Some of you will know that I was ordained as a deacon two weeks ago in Christ Church Cathedral here in Oxford. Before the ordination I went on a retreat with about thirty other aspiring deacons from Oxfordshire, Berkshire, and Buckinghamshire, where the Bishop of Oxford, Bishop Steven, gave a series of addresses on the letter to the Colossians. We heard the opening lines of this letter as our second Scripture reading this morning, and we’ll be hearing more from it over the coming Sundays. If I manage to say anything profound about that, you’ll now know who to thank.

The word ‘deacon’ means ‘servant’ in New Testament Greek – or in Latin we would use the term ‘minister’. And I don’t know if you noticed but there was a ‘deacon’ mentioned in the reading from Colossians, namely Epaphras, who had been the first to preach the Gospel in that part of the world and had founded multiple congregations, and Paul the Apostle in fact describes himself and Epaphras as fellow deacons. So there’s something for me to live up to!

There was also a sort of deacon mentioned in the Gospel reading we heard, namely the Levite who would have assisted the priest at the worship in the Jewish temple, and who in the parable Jesus told also followed the priest’s example in ignoring the wounded man. Luckily I’ve got a better role model in Andrew!

There are some themes from the opening of Colossians which you might notice being repeated over the coming weeks, and which lead us quite naturally to the point Jesus is making with his parable. Paul talks in the letter about giving thanks to God in our prayers – even practising thankfulness in situations of suffering and persecution – and then letting our gratitude build a desire for knowing God and everything that God has done for us; and then finally reflecting this thankfulness to God and knowledge of God in our lives as being lives full of love: love for God, and love for our fellow human beings. Which is then precisely what is under discussion in Jesus’ conversation with the lawyer in our Gospel reading.

Jesus asks him what the law of Moses says about the way to eternal life, and the lawyer quotes these two commandments: ‘love the Lord your God with all your heart, … soul, …strength, and … mind; and your neighbour as yourself’. Jesus approves: ‘do this; and you will live’.

‘But’, it says, the lawyer wanted to justify himself: Jesus, I think you’ll find I have loved my neighbour. Or who else do I need to love? So Jesus tells him this little story: a man was on his way down from Jerusalem to Jericho, and was robbed and left for dead. A priest notices him but doesn’t get involved – neither does the Levite. And now maybe the lawyer is expecting the next person to pass by to be an educated, respectable Jewish layman such as himself, who’s going to save the day.

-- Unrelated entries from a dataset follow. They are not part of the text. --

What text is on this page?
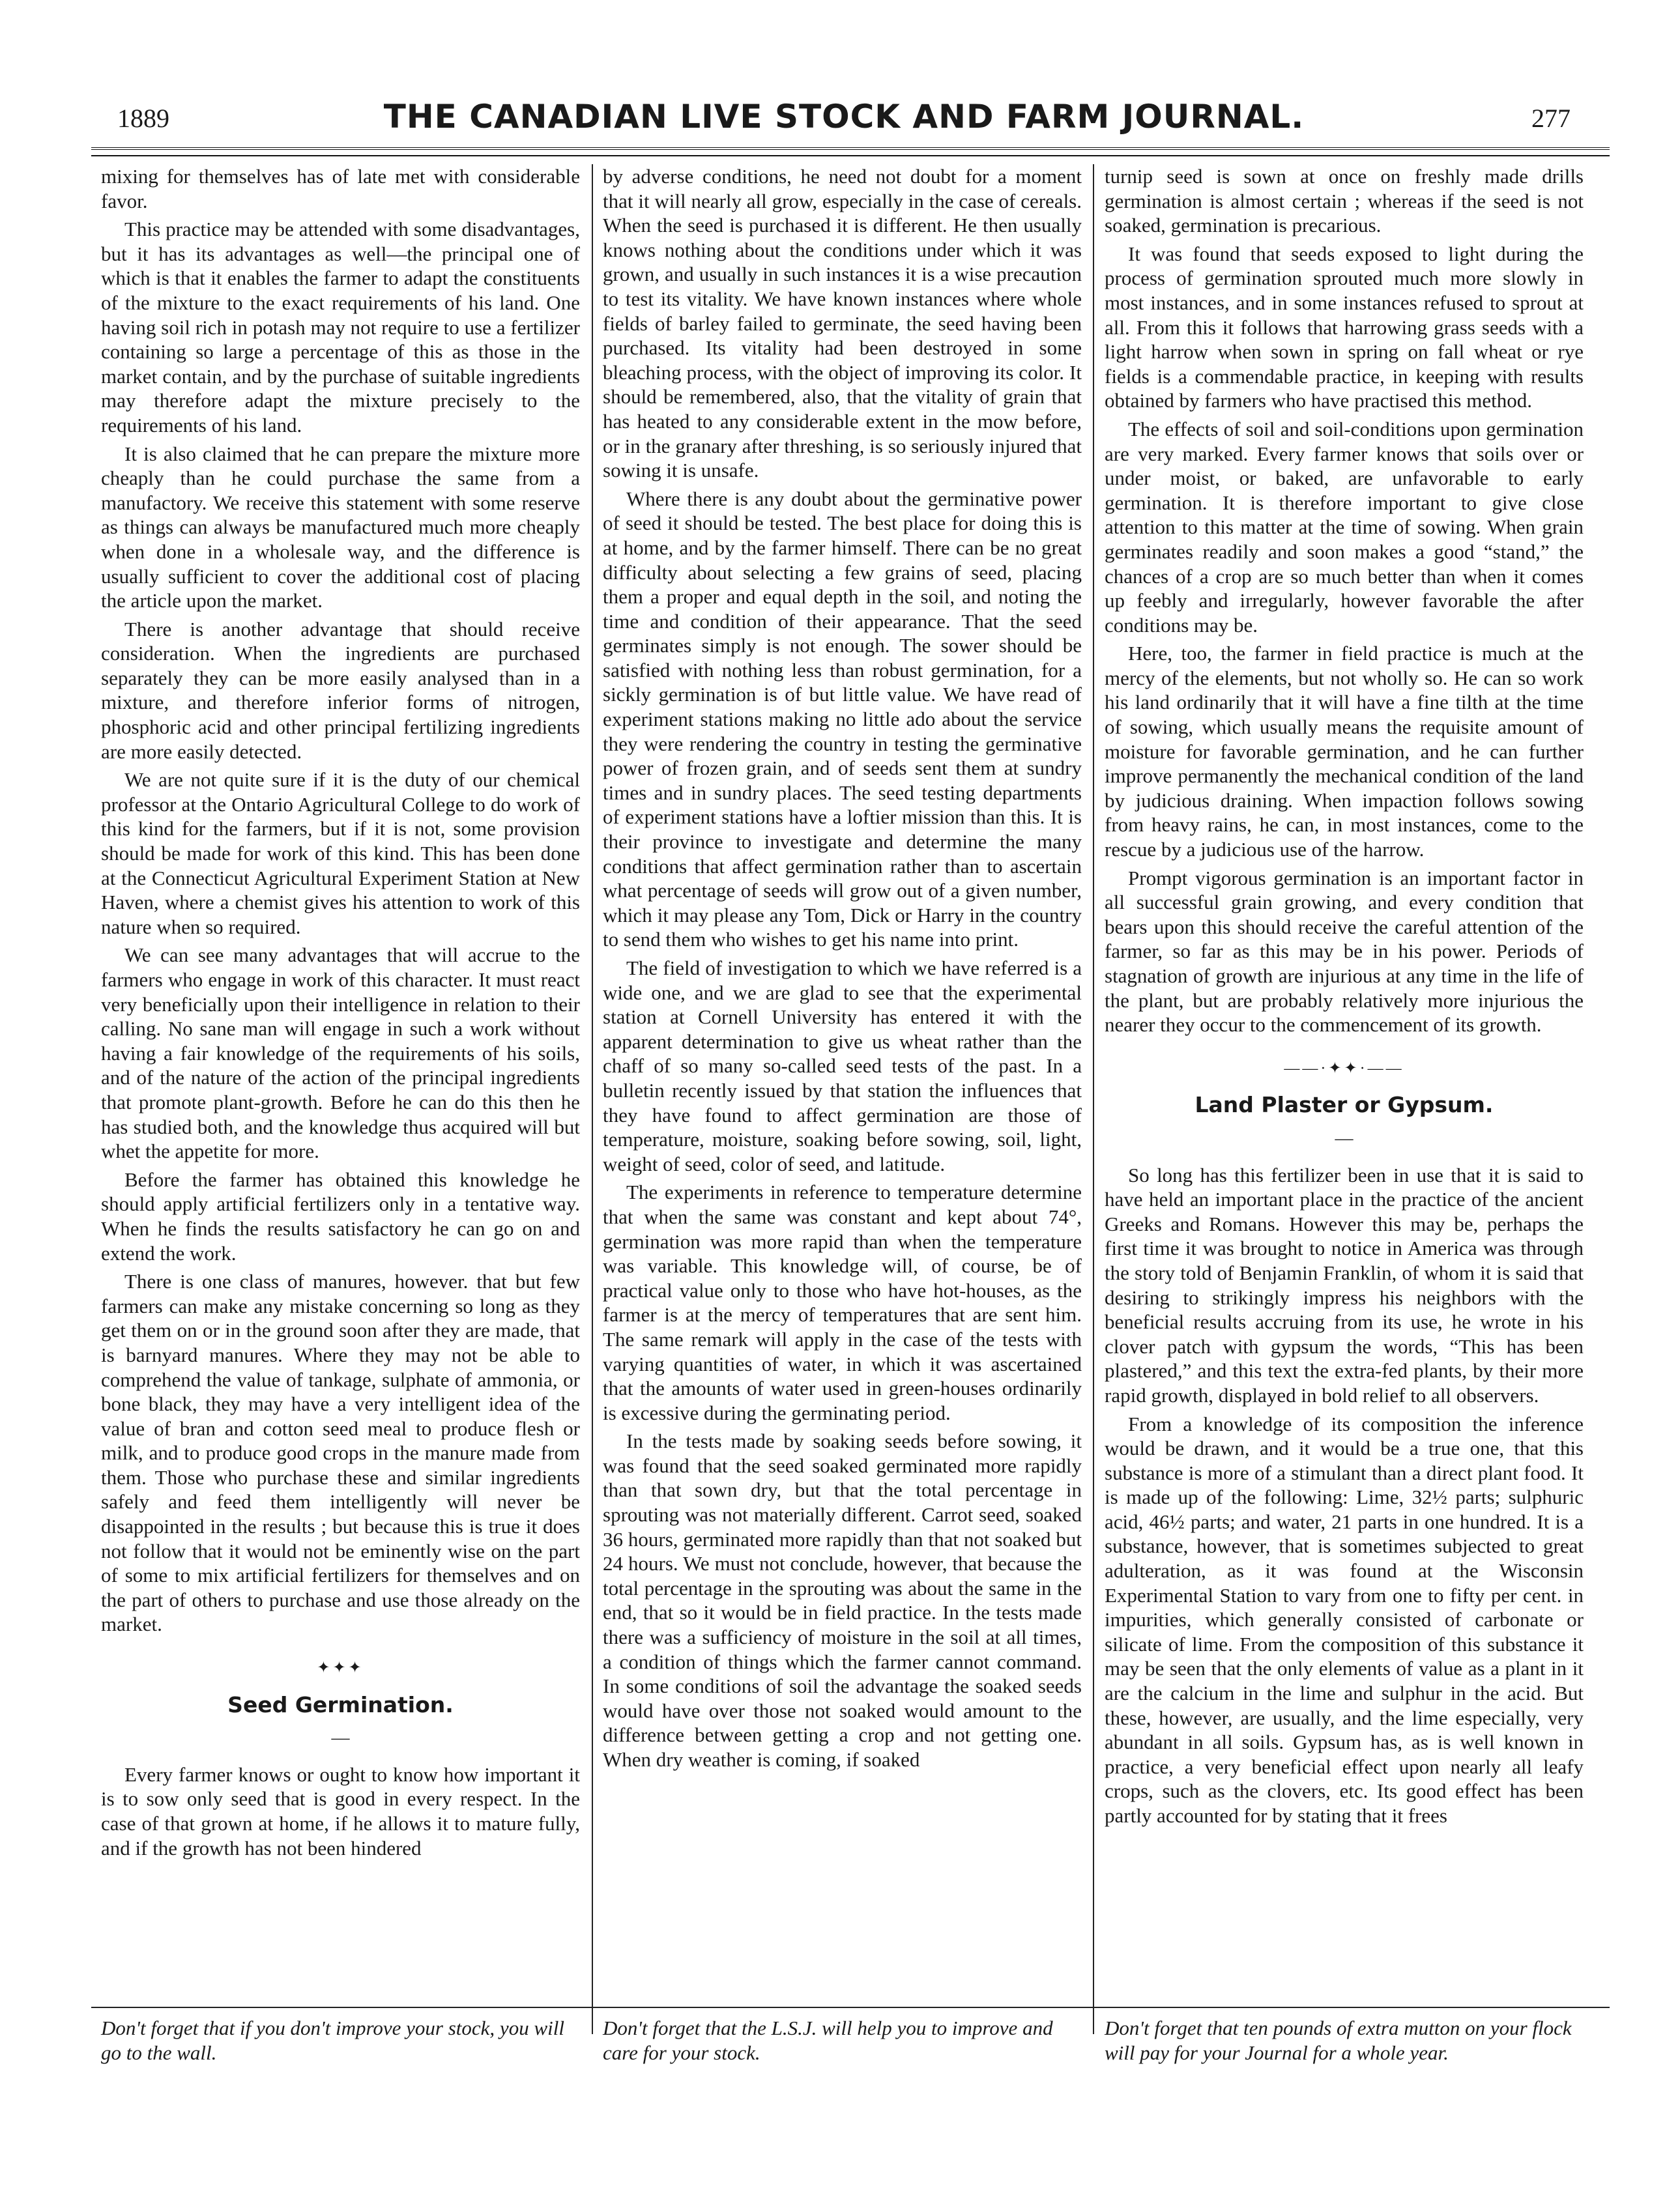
1889	THE CANADIAN LIVE STOCK AND FARM JOURNAL.	277

mixing for themselves has of late met with considerable favor.

This practice may be attended with some disadvantages, but it has its advantages as well—the principal one of which is that it enables the farmer to adapt the constituents of the mixture to the exact requirements of his land. One having soil rich in potash may not require to use a fertilizer containing so large a percentage of this as those in the market contain, and by the purchase of suitable ingredients may therefore adapt the mixture precisely to the requirements of his land.

It is also claimed that he can prepare the mixture more cheaply than he could purchase the same from a manufactory. We receive this statement with some reserve as things can always be manufactured much more cheaply when done in a wholesale way, and the difference is usually sufficient to cover the additional cost of placing the article upon the market.

There is another advantage that should receive consideration. When the ingredients are purchased separately they can be more easily analysed than in a mixture, and therefore inferior forms of nitrogen, phosphoric acid and other principal fertilizing ingredients are more easily detected.

We are not quite sure if it is the duty of our chemical professor at the Ontario Agricultural College to do work of this kind for the farmers, but if it is not, some provision should be made for work of this kind. This has been done at the Connecticut Agricultural Experiment Station at New Haven, where a chemist gives his attention to work of this nature when so required.

We can see many advantages that will accrue to the farmers who engage in work of this character. It must react very beneficially upon their intelligence in relation to their calling. No sane man will engage in such a work without having a fair knowledge of the requirements of his soils, and of the nature of the action of the principal ingredients that promote plant-growth. Before he can do this then he has studied both, and the knowledge thus acquired will but whet the appetite for more.

Before the farmer has obtained this knowledge he should apply artificial fertilizers only in a tentative way. When he finds the results satisfactory he can go on and extend the work.

There is one class of manures, however. that but few farmers can make any mistake concerning so long as they get them on or in the ground soon after they are made, that is barnyard manures. Where they may not be able to comprehend the value of tankage, sulphate of ammonia, or bone black, they may have a very intelligent idea of the value of bran and cotton seed meal to produce flesh or milk, and to produce good crops in the manure made from them. Those who purchase these and similar ingredients safely and feed them intelligently will never be disappointed in the results ; but because this is true it does not follow that it would not be eminently wise on the part of some to mix artificial fertilizers for themselves and on the part of others to purchase and use those already on the market.

✦✦✦
Seed Germination.
—

Every farmer knows or ought to know how important it is to sow only seed that is good in every respect. In the case of that grown at home, if he allows it to mature fully, and if the growth has not been hindered

by adverse conditions, he need not doubt for a moment that it will nearly all grow, especially in the case of cereals. When the seed is purchased it is different. He then usually knows nothing about the conditions under which it was grown, and usually in such instances it is a wise precaution to test its vitality. We have known instances where whole fields of barley failed to germinate, the seed having been purchased. Its vitality had been destroyed in some bleaching process, with the object of improving its color. It should be remembered, also, that the vitality of grain that has heated to any considerable extent in the mow before, or in the granary after threshing, is so seriously injured that sowing it is unsafe.

Where there is any doubt about the germinative power of seed it should be tested. The best place for doing this is at home, and by the farmer himself. There can be no great difficulty about selecting a few grains of seed, placing them a proper and equal depth in the soil, and noting the time and condition of their appearance. That the seed germinates simply is not enough. The sower should be satisfied with nothing less than robust germination, for a sickly germination is of but little value. We have read of experiment stations making no little ado about the service they were rendering the country in testing the germinative power of frozen grain, and of seeds sent them at sundry times and in sundry places. The seed testing departments of experiment stations have a loftier mission than this. It is their province to investigate and determine the many conditions that affect germination rather than to ascertain what percentage of seeds will grow out of a given number, which it may please any Tom, Dick or Harry in the country to send them who wishes to get his name into print.

The field of investigation to which we have referred is a wide one, and we are glad to see that the experimental station at Cornell University has entered it with the apparent determination to give us wheat rather than the chaff of so many so-called seed tests of the past. In a bulletin recently issued by that station the influences that they have found to affect germination are those of temperature, moisture, soaking before sowing, soil, light, weight of seed, color of seed, and latitude.

The experiments in reference to temperature determine that when the same was constant and kept about 74°, germination was more rapid than when the temperature was variable. This knowledge will, of course, be of practical value only to those who have hot-houses, as the farmer is at the mercy of temperatures that are sent him. The same remark will apply in the case of the tests with varying quantities of water, in which it was ascertained that the amounts of water used in green-houses ordinarily is excessive during the germinating period.

In the tests made by soaking seeds before sowing, it was found that the seed soaked germinated more rapidly than that sown dry, but that the total percentage in sprouting was not materially different. Carrot seed, soaked 36 hours, germinated more rapidly than that not soaked but 24 hours. We must not conclude, however, that because the total percentage in the sprouting was about the same in the end, that so it would be in field practice. In the tests made there was a sufficiency of moisture in the soil at all times, a condition of things which the farmer cannot command. In some conditions of soil the advantage the soaked seeds would have over those not soaked would amount to the difference between getting a crop and not getting one. When dry weather is coming, if soaked

turnip seed is sown at once on freshly made drills germination is almost certain ; whereas if the seed is not soaked, germination is precarious.

It was found that seeds exposed to light during the process of germination sprouted much more slowly in most instances, and in some instances refused to sprout at all. From this it follows that harrowing grass seeds with a light harrow when sown in spring on fall wheat or rye fields is a commendable practice, in keeping with results obtained by farmers who have practised this method.

The effects of soil and soil-conditions upon germination are very marked. Every farmer knows that soils over or under moist, or baked, are unfavorable to early germination. It is therefore important to give close attention to this matter at the time of sowing. When grain germinates readily and soon makes a good “stand,” the chances of a crop are so much better than when it comes up feebly and irregularly, however favorable the after conditions may be.

Here, too, the farmer in field practice is much at the mercy of the elements, but not wholly so. He can so work his land ordinarily that it will have a fine tilth at the time of sowing, which usually means the requisite amount of moisture for favorable germination, and he can further improve permanently the mechanical condition of the land by judicious draining. When impaction follows sowing from heavy rains, he can, in most instances, come to the rescue by a judicious use of the harrow.

Prompt vigorous germination is an important factor in all successful grain growing, and every condition that bears upon this should receive the careful attention of the farmer, so far as this may be in his power. Periods of stagnation of growth are injurious at any time in the life of the plant, but are probably relatively more injurious the nearer they occur to the commencement of its growth.

——·✦✦·——
Land Plaster or Gypsum.
—

So long has this fertilizer been in use that it is said to have held an important place in the practice of the ancient Greeks and Romans. However this may be, perhaps the first time it was brought to notice in America was through the story told of Benjamin Franklin, of whom it is said that desiring to strikingly impress his neighbors with the beneficial results accruing from its use, he wrote in his clover patch with gypsum the words, “This has been plastered,” and this text the extra-fed plants, by their more rapid growth, displayed in bold relief to all observers.

From a knowledge of its composition the inference would be drawn, and it would be a true one, that this substance is more of a stimulant than a direct plant food. It is made up of the following: Lime, 32½ parts; sulphuric acid, 46½ parts; and water, 21 parts in one hundred. It is a substance, however, that is sometimes subjected to great adulteration, as it was found at the Wisconsin Experimental Station to vary from one to fifty per cent. in impurities, which generally consisted of carbonate or silicate of lime. From the composition of this substance it may be seen that the only elements of value as a plant in it are the calcium in the lime and sulphur in the acid. But these, however, are usually, and the lime especially, very abundant in all soils. Gypsum has, as is well known in practice, a very beneficial effect upon nearly all leafy crops, such as the clovers, etc. Its good effect has been partly accounted for by stating that it frees

Don't forget that if you don't improve your stock, you will go to the wall.
Don't forget that the L.S.J. will help you to improve and care for your stock.
Don't forget that ten pounds of extra mutton on your flock will pay for your Journal for a whole year.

But Jesus has set a subtle trap for him: it’s one of those despicable Samaritans! And what’s worse: the Samaritan is the one who does the right thing! All along the lawyer has thought he was going to end up as the hero of the story. But now Jesus doesn’t ask the lawyer: which of them treated the robbery victim as a neighbour. No, notice it, he says: ‘Which of these three, do you think, was a neighbour to the man …?’ In other words: which of them should the man in the ditch love? The lawyer had asked: who is my neighbour? And Jesus now asks: who is the man in the ditch’s neighbour? In other words: you, sir, are the man in the ditch!Who is your neighbour?

I wonder if you’ve ever been down in a ditch. I’m sure most of us have felt like we’ve let ourselves down from time to time. The error of the lawyer was that he wasn’t even willing to enter into the perspective of someone in need of help. But Jesus’s parable turns his question on its head: our neighbour is not in the first instance the person who can be the object of our good deeds, but the one who will save us when we’ve been left for dead.

It’s so tempting to think of ourselves as the hero when we’re really the man in the ditch. Jesus says: you who think you have it all figured out, you’re the one who needs to be helped by someone who is willing to identify with the outcasts and put his own life on the line for them. And whether or not Jesus saw himself in the role of the Samaritan outcast, that’s certainly how the generations of Christians after him read this story. He is the one who came to save us when we were least able to save ourselves. He practised what he preached.

We might often look at other people as the ones who have the problems, and us as the ones who have the solutions; that’s not really helping as much as it is establishing a pecking order. For me as a deacon, a servant, it could be very tempting to think that I know exactly how I am to serve people and what their needs are – and so to counteract that I try my best to have an attitude of learning and being open to receive from others, across the whole parish.

‘What must I do to inherit eternal life?’ the man asks. Sorry, it’s already been done. God doesn’t need your good deeds – but maybe your neighbour does, if you can offer them in humility.

‘And who is my neighbour?’ he asks, looking down on everyone to see if anyone is worthy of being loved – but in reality he is the one looking up from the roadside to see if anyone will come to save him.

We are the wounded ones, the ones who need binding up, and the oil and wine of healing that the Samaritan pours out in the parable. Come up to the front later and you can have that wine of healing poured out for you, along with prayer for healing, whether for your body or soul!

We love God not as someone we can do something for, but as someone from whom we have received everything. As Paul reminded the Colossians, we love because of the hope we have; it is knowing God and what he has done that leads us to live ‘lives worthy of the Lord’.

We know we’re in need, we know what has been done for usby God himself, and we’re thankful for it. Only from that springs a true life of service. As St Paul wrote: ‘He has rescued us from the power of darkness and transferred us into the kingdom of his beloved Son, in whom we have redemption, the forgiveness of sins.’